אִי סָבַר לַהּ כְּרַבִּי יְהוּדָה בֶּן בְּתִירָה — נֵימָא כְּווֹתֵיהּ! קָסָבַר רַבִּי עֲקִיבָא: כִּי כְּתִיב נִיסּוּךְ יַתִּירָא — בְּשִׁשִּׁי הוּא דִּכְתִיב.
A Guemará objeta: Se Rabi Akiva sustenta de acordo com a opinião de Rabi Yehuda ben Beteira com relação a esta derivação, que ele diga que isso está de acordo com sua decisão de que se começa a mencionar a chuva a partir do segundo dia de Sucot, e não do sexto dia. A Guemará responde: Rabi Akiva sustenta que quando aquela referência extra à libação é escrita no versículo, ela foi escrita com relação ao sexto dia. Em outras palavras, é a expressão no plural: “Suas libações [unsakheha]” (Números 29:31), que aparece no sexto dia, que indica diretamente que se deve realizar mais de uma libação, enquanto as outras duas letras supérfluas servem apenas para ensinar que esta segunda libação deve ser de água, e não de vinho. Portanto, a libação adicional é realizada no sexto dia.
תַּנְיָא, רַבִּי נָתָן אוֹמֵר: ״בַּקֹּדֶשׁ הַסֵּךְ נֶסֶךְ שֵׁכָר לַה׳״, בִּשְׁנֵי נִיסּוּכִין הַכָּתוּב מְדַבֵּר, אֶחָד נִיסּוּךְ הַמַּיִם וְאֶחָד נִיסּוּךְ הַיַּיִן. אֵימָא תַּרְוַיְיהוּ דְּחַמְרָא! אִם כֵּן, לִכְתּוֹב קְרָא אוֹ ״הַסֵּךְ הֶסֶךְ״, אוֹ ״נַסֵּךְ נֶסֶךְ״, מַאי ״הַסֵּךְ נֶסֶךְ״ — שָׁמְעַתְּ מִינַּהּ: חַד דְּמַיָּא וְחַד דְּחַמְרָא.

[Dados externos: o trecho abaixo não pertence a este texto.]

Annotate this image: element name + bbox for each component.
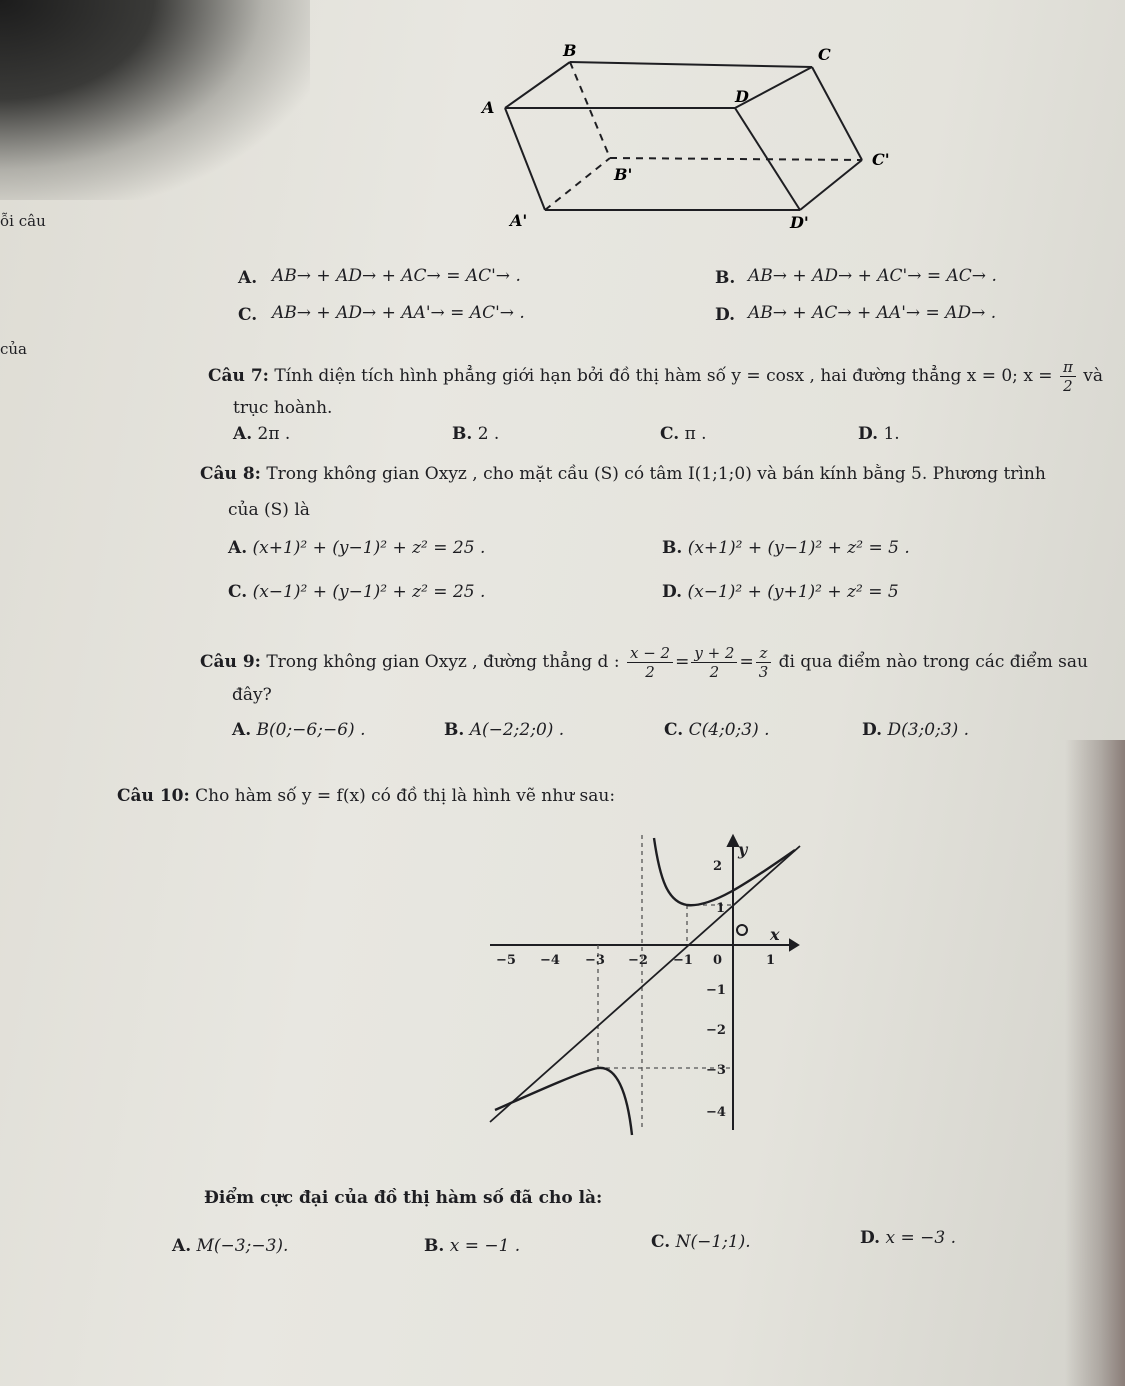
sphere-option-b (662, 538, 910, 558)
sphere-question-text: Trong không gian Oxyz , cho mặt cầu (S) có tâm I(1;1;0) và bán kính bằng 5. Phương trình (266, 464, 1046, 484)
edge-AAprime (505, 108, 545, 210)
vertex-D: D (735, 87, 749, 106)
area-option-a (233, 424, 290, 444)
area-question-line2: trục hoành. (233, 398, 333, 418)
vertex-D-prime: D' (790, 213, 809, 232)
line-frac-2 (691, 644, 737, 681)
y-axis-arrow (728, 836, 738, 846)
origin-marker (737, 925, 747, 935)
sphere-option-c (228, 582, 485, 602)
edge-BBprime (570, 62, 610, 158)
line-question-label: Câu 9: (200, 652, 261, 672)
vec-option-b: AB→ + AD→ + AC'→ = AC→ . (748, 266, 997, 286)
area-option-d-label: D. (858, 424, 879, 444)
x-tick-neg5: −5 (496, 953, 516, 968)
x-tick-1: 1 (766, 953, 776, 968)
line-frac-3 (756, 644, 772, 681)
graph-option-b (424, 1236, 520, 1256)
line-option-c-label: C. (664, 720, 684, 740)
prism-figure (470, 40, 900, 240)
hand-shadow (1065, 740, 1125, 1386)
graph-question-prompt: Điểm cực đại của đồ thị hàm số đã cho là: (204, 1188, 603, 1208)
x-axis-arrow (790, 940, 798, 950)
area-frac-num: π (1060, 358, 1076, 377)
sphere-option-d-text: (x−1)² + (y+1)² + z² = 5 (687, 582, 899, 602)
line-option-c-text: C(4;0;3) . (688, 720, 770, 740)
graph-option-d-label: D. (860, 1228, 881, 1248)
edge-AB (505, 62, 570, 108)
line-frac-1 (627, 644, 673, 681)
y-tick-neg1: −1 (706, 983, 726, 998)
line-option-d-text: D(3;0;3) . (887, 720, 970, 740)
graph-y-label: y (738, 840, 748, 859)
vec-option-c-label: C. (238, 305, 258, 325)
sphere-question-label: Câu 8: (200, 464, 261, 484)
y-tick-neg3: −3 (706, 1063, 726, 1078)
edge-DpCp (800, 160, 862, 210)
y-tick-1: 1 (716, 901, 726, 916)
graph-option-c-label: C. (651, 1232, 671, 1252)
graph-option-d-text: x = −3 . (885, 1228, 956, 1248)
area-question (208, 358, 1103, 395)
y-tick-neg2: −2 (706, 1023, 726, 1038)
sphere-option-a-label: A. (228, 538, 248, 558)
area-question-label: Câu 7: (208, 366, 269, 386)
graph-option-c (651, 1232, 751, 1252)
area-option-b-label: B. (452, 424, 473, 444)
area-option-a-label: A. (233, 424, 253, 444)
graph-question (117, 786, 615, 806)
vec-option-d-label: D. (715, 305, 736, 325)
line-option-b (444, 720, 564, 740)
sphere-option-b-text: (x+1)² + (y−1)² + z² = 5 . (687, 538, 910, 558)
line-frac-1-num: x − 2 (627, 644, 673, 663)
edge-CCprime (812, 67, 862, 160)
area-question-text: Tính diện tích hình phẳng giới hạn bởi đồ thị hàm số y = cosx , hai đường thẳng x = 0; x = (274, 366, 1053, 386)
vertex-C: C (818, 45, 831, 64)
graph-x-label: x (770, 925, 780, 944)
vec-option-b-label: B. (715, 268, 736, 288)
graph-question-label: Câu 10: (117, 786, 190, 806)
edge-BC (570, 62, 812, 67)
line-option-d-label: D. (862, 720, 883, 740)
margin-note-2: của (0, 340, 28, 358)
vec-option-c: AB→ + AD→ + AA'→ = AC'→ . (272, 303, 525, 323)
vertex-A: A (482, 98, 495, 117)
vertex-A-prime: A' (510, 211, 528, 230)
graph-option-a (172, 1236, 288, 1256)
line-option-d (862, 720, 969, 740)
vec-option-a-label: A. (238, 268, 258, 288)
edge-BpCp (610, 158, 862, 160)
line-question: Câu 9: Trong không gian Oxyz , đường thẳng d : $\frac{x - 2}{2}$ = $\frac{y + 2}{2}$ = $\frac{z}{3}$ đi qua điểm nào trong các điểm sau (200, 644, 1088, 681)
sphere-option-a (228, 538, 485, 558)
oblique-asymptote (490, 846, 800, 1122)
sphere-option-b-label: B. (662, 538, 683, 558)
x-tick-neg2: −2 (628, 953, 648, 968)
area-option-d (858, 424, 900, 444)
line-frac-2-den: 2 (709, 663, 720, 681)
sphere-option-d (662, 582, 899, 602)
area-option-c (660, 424, 707, 444)
line-option-b-label: B. (444, 720, 465, 740)
area-option-c-label: C. (660, 424, 680, 444)
sphere-question (200, 464, 1046, 484)
sphere-option-c-text: (x−1)² + (y−1)² + z² = 25 . (252, 582, 486, 602)
area-option-b-text: 2 . (477, 424, 500, 444)
graph-question-text: Cho hàm số y = f(x) có đồ thị là hình vẽ như sau: (195, 786, 616, 806)
vec-option-a: AB→ + AD→ + AC→ = AC'→ . (272, 266, 521, 286)
x-tick-neg3: −3 (585, 953, 605, 968)
area-frac-den: 2 (1063, 377, 1073, 395)
vertex-B-prime: B' (614, 165, 633, 184)
area-option-a-text: 2π . (257, 424, 291, 444)
line-question-text: Trong không gian Oxyz , đường thẳng d : (266, 652, 620, 672)
x-tick-0: 0 (713, 953, 723, 968)
line-option-b-text: A(−2;2;0) . (469, 720, 565, 740)
y-tick-neg4: −4 (706, 1105, 726, 1120)
graph-option-a-label: A. (172, 1236, 192, 1256)
graph-option-c-text: N(−1;1). (675, 1232, 751, 1252)
sphere-option-c-label: C. (228, 582, 248, 602)
line-question-line2: đây? (232, 685, 272, 705)
vertex-C-prime: C' (872, 150, 890, 169)
sphere-option-d-label: D. (662, 582, 683, 602)
margin-note-1: ỗi câu (0, 212, 46, 230)
line-frac-2-num: y + 2 (691, 644, 737, 663)
line-frac-1-den: 2 (645, 663, 655, 681)
curve-right-branch (654, 838, 795, 905)
line-option-a (232, 720, 365, 740)
curve-left-branch (495, 1068, 632, 1135)
function-graph (480, 820, 810, 1140)
edge-ApBp (545, 158, 610, 210)
area-option-b (452, 424, 499, 444)
line-question-tail: đi qua điểm nào trong các điểm sau (778, 652, 1088, 672)
graph-option-b-label: B. (424, 1236, 445, 1256)
sphere-question-line2: của (S) là (228, 500, 310, 520)
y-tick-2: 2 (713, 859, 723, 874)
area-option-c-text: π . (684, 424, 707, 444)
x-tick-neg4: −4 (540, 953, 560, 968)
vertex-B: B (563, 41, 577, 60)
area-question-tail: và (1083, 366, 1103, 386)
line-option-a-text: B(0;−6;−6) . (256, 720, 366, 740)
corner-shadow (0, 0, 310, 200)
line-option-c (664, 720, 770, 740)
graph-option-b-text: x = −1 . (449, 1236, 521, 1256)
area-fraction (1060, 358, 1076, 395)
graph-option-d (860, 1228, 956, 1248)
x-tick-neg1: −1 (673, 953, 693, 968)
sphere-option-a-text: (x+1)² + (y−1)² + z² = 25 . (252, 538, 486, 558)
line-option-a-label: A. (232, 720, 252, 740)
graph-option-a-text: M(−3;−3). (196, 1236, 289, 1256)
vec-option-d: AB→ + AC→ + AA'→ = AD→ . (748, 303, 997, 323)
line-frac-3-num: z (756, 644, 772, 663)
area-option-d-text: 1. (883, 424, 900, 444)
line-frac-3-den: 3 (758, 663, 769, 681)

§ É ensinado em uma baraita que Rabi Natan diz: “No Santuário derramarás uma libação [hassekh nesekh] de bebida forte ao Senhor” (Números 28:7). A Torah declara o termo para libação duas vezes, o que indica que o versículo está falando de duas libações: Uma é a libação de água e a outra uma é a libação de vinho. A Guemará pergunta: Por que não dizer que ambas as libações são de vinho? A Guemará responde: Se assim fosse, que o versículo escrevesse ou hassekh hessekh ou nassekh nesekh, com o mesmo prefixo cada vez. Qual é o significado da formulação variada: “Hassekh nesekh”? Aprende-se disso que uma libação é de água e a outra uma é de vinho.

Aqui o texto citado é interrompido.